Alternately, we can try to make pmap_fault() avoid acquiring the lock for the kernel pmap, see how it uses pmap_klookup() on arm64 to deal with a similar problem.

This does fix the vtbuf panic, but I immediately run into a similar thing when the APs are launched:

panic: mtx_lock() by idle thread 0xffffffc05ce01140 on mutex 0xffffffc000bd8c80 @ /usr/src/sys/riscv/riscv/pmap.c:2942
cpuid = 2
time = 1
KDB: stack backtrace:
db_trace_self() at db_trace_self
db_trace_self_wrapper() at db_trace_self_wrapper+0x36
kdb_backtrace() at kdb_backtrace+0x2c
vpanic() at vpanic+0x134
panic() at panic+0x26
$x() at $x+0x6e
pmap_fault() at pmap_fault+0x52
page_fault_handler() at page_fault_handler+0x11e
do_trap_supervisor() at do_trap_supervisor+0x6c
cpu_exception_handler_supervisor() at cpu_exception_handler_supervisor+0x74
--- exception 13, tval = 0xffffffc002719210
cpu_search_highest() at cpu_search_highest+0xdc
sched_ule_idletd() at sched_ule_idletd+0x154
fork_exit() at fork_exit+0x68
fork_trampoline() at fork_trampoline+0xa
Uptime: 1s
timeout stopping cpus
panic: mtx_lock() by idle thread 0xffffffc05ce

However even if it did fix those panics, I still don't think it would've been an adequate solution since that situation (i.e., spurious fault in a non-pmap lock-safe context) can still happen.
Thank you for suggesting pmap_klookup, I think something along those lines is the proper solution here, I'll see what I can do.

I'll point out though that there's a lot of complexity introduced by the possibility of transient faults on arbitrary kernel addresses. Like, if it's possible to take a transient fault while dereferencing curthread, life becomes tricky; see the uses of NO_PERTHREAD_SSP in arm64 platform code. So I do wonder if it wouldn't be better to just issue a TLB shootdown when a kernel_pmap PTE changes from invalid to valid.

bnovkov retitled this revision from riscv/pmap.c: Handle spurious kernel page faults in non-sleepable contexts to riscv/pmap.c: Avoid spurious kernel page faults when inserting new PTEs.
bnovkov edited the summary of this revision. (Show Details)
bnovkov edited the test plan for this revision. (Show Details)
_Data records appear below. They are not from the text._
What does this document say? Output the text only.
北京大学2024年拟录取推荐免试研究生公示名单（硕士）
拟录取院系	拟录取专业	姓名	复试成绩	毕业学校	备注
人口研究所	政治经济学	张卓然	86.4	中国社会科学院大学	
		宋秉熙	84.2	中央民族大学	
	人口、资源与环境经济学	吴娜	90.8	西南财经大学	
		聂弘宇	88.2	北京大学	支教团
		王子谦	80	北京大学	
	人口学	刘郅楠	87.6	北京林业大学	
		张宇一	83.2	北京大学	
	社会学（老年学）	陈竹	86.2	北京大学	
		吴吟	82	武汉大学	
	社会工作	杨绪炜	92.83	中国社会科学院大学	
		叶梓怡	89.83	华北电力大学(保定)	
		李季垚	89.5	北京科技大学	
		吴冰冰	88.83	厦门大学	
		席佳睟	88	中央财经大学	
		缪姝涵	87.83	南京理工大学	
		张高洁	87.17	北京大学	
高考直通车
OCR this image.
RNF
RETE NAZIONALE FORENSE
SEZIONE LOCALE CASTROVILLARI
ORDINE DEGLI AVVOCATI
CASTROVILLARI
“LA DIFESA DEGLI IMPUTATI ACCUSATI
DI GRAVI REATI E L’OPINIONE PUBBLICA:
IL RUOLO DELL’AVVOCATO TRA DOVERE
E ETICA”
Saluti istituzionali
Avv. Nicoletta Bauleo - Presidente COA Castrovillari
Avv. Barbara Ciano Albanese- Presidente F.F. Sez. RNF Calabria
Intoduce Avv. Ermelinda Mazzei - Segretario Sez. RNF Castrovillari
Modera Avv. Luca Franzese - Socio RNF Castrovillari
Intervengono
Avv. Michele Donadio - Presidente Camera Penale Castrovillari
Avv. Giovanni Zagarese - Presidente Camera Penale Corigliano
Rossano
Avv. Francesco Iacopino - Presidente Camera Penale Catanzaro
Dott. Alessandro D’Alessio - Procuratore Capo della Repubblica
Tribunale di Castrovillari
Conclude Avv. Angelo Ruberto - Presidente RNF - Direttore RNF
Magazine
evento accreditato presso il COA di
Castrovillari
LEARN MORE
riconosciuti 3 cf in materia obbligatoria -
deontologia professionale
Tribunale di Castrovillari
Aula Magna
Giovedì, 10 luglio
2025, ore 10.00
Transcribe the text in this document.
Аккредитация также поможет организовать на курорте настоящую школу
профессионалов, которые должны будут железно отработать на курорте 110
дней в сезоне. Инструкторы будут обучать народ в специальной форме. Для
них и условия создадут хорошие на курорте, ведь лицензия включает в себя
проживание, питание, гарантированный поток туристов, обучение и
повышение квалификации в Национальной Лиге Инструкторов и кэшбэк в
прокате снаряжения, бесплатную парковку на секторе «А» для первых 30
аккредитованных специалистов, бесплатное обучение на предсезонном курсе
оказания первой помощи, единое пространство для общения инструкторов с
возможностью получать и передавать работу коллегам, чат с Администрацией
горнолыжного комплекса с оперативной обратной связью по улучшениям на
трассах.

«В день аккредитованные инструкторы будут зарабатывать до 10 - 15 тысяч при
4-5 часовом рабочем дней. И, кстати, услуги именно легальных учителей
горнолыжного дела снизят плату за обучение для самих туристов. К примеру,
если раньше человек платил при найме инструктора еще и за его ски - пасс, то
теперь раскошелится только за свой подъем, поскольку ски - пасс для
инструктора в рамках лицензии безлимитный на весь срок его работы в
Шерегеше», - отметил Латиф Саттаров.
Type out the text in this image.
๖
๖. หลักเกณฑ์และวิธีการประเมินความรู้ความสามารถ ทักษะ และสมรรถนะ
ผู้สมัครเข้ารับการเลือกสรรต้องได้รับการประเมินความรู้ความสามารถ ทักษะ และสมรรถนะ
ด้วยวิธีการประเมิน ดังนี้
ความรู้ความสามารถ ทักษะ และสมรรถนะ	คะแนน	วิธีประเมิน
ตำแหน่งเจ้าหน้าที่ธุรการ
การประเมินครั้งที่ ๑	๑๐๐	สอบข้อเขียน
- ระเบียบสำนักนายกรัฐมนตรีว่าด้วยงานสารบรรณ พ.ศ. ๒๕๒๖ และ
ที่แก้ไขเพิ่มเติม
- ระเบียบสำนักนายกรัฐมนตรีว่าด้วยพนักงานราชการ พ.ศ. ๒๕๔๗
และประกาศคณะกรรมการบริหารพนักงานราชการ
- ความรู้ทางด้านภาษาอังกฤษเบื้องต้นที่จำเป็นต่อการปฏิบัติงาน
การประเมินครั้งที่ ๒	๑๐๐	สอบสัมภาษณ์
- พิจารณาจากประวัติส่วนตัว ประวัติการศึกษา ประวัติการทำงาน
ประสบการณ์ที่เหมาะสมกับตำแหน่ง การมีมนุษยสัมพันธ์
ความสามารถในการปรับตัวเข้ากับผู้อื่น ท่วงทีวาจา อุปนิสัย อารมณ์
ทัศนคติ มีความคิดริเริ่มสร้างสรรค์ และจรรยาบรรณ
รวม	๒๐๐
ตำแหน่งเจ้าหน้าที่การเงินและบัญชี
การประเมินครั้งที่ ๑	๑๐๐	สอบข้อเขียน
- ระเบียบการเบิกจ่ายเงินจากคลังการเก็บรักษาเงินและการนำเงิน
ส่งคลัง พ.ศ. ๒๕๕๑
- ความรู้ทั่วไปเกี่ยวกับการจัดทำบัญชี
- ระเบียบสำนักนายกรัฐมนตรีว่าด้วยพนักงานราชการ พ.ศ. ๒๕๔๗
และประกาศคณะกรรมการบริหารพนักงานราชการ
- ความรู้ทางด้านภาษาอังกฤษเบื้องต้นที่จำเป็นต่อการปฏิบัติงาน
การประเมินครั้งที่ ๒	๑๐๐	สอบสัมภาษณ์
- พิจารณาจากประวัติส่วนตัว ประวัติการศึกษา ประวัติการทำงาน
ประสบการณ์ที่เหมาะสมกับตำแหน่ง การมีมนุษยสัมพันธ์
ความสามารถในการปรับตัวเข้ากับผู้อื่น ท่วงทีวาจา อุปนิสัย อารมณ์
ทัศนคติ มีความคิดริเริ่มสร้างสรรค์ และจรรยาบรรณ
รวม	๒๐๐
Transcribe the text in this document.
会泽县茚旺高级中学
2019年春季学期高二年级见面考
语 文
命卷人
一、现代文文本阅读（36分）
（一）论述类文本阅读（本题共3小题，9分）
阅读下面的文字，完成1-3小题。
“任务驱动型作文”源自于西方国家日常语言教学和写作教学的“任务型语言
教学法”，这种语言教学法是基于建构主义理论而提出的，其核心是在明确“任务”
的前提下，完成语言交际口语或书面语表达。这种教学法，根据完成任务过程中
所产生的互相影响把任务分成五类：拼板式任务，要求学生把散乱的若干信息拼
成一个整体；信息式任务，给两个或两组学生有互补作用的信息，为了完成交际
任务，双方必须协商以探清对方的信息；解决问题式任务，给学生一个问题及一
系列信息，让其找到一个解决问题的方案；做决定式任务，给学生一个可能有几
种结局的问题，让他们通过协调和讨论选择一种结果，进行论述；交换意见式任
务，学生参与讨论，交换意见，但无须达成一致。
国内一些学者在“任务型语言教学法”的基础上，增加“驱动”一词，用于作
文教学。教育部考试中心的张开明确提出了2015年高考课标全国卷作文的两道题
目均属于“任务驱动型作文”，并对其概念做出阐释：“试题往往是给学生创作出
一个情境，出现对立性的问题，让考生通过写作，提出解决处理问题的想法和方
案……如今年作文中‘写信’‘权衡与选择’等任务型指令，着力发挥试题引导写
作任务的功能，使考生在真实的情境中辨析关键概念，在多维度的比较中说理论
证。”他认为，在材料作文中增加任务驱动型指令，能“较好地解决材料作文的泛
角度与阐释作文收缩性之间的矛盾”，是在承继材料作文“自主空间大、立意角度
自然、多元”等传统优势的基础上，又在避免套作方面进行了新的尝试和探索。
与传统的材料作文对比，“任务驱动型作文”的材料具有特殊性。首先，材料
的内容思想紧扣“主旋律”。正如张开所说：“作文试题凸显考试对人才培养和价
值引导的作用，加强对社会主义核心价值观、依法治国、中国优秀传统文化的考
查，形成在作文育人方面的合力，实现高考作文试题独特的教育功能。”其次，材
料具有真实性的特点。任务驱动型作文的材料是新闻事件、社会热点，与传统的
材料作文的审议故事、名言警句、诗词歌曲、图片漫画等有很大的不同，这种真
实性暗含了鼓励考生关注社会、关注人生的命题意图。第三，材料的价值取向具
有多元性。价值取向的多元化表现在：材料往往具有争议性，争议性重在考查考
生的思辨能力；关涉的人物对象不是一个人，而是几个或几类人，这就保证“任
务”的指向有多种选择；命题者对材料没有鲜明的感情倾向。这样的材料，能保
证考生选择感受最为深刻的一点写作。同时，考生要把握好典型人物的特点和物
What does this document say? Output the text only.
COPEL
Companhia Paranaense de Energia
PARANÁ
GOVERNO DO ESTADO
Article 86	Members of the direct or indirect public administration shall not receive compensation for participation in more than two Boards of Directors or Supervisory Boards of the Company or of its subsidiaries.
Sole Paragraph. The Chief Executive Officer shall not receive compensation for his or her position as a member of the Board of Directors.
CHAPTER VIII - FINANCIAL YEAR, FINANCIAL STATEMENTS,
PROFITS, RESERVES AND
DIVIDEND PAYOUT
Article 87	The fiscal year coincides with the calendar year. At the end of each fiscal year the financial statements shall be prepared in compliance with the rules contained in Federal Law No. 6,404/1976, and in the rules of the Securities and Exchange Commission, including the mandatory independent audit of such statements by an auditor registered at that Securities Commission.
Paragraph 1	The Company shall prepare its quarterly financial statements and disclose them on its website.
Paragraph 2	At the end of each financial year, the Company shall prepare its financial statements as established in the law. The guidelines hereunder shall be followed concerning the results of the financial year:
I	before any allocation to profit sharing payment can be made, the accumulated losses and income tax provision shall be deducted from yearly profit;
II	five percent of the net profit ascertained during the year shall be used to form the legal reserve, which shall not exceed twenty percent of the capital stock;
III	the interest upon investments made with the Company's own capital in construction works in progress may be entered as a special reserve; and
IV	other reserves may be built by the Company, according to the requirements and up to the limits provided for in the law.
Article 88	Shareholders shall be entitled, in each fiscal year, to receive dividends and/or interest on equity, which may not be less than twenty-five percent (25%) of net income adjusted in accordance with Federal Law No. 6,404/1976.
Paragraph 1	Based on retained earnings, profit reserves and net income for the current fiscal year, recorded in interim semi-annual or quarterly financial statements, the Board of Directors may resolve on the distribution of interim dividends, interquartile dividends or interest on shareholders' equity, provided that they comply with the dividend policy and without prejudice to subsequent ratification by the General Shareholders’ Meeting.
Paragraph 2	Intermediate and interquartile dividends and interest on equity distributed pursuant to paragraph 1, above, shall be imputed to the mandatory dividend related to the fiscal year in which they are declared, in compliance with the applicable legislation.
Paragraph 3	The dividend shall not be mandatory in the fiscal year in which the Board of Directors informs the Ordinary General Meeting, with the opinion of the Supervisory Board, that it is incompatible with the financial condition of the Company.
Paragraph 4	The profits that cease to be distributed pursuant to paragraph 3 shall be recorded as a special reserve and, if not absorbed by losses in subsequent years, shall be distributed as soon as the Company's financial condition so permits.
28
Rework patch - flushing the TLB when inserting a new mapping fixes the original issue.

sys/riscv/riscv/pmap.c
3480

If you're going with this approach, don't you need to do this on all harts?

bnovkov marked an inline comment as done.

Address @markj 's comments.

sys/riscv/riscv/pmap.c
3480

hm, issuing a TLB shootdown is what I did initially until some premature optimization thoughts kicked in because that seemed a bit excessive.
But, I think you're right, this should be done on all harts.

sys/riscv/riscv/pmap.c
3480

Unfortunately there are other places that need to be updated: pmap_enter_l2(), pmap_enter_quick(), ???

pmap_qenter() already handles this.

Thinking about this some more, I suspect that the problems with dereferencing curthread on arm64 aren't going to arise even if you solve this problem with a lockless lookup for the kernel pmap in the fault handler: pmap_activate() issues sfence_vma(), so when a new thread first runs, it'll have already issued a fence, which should be enough.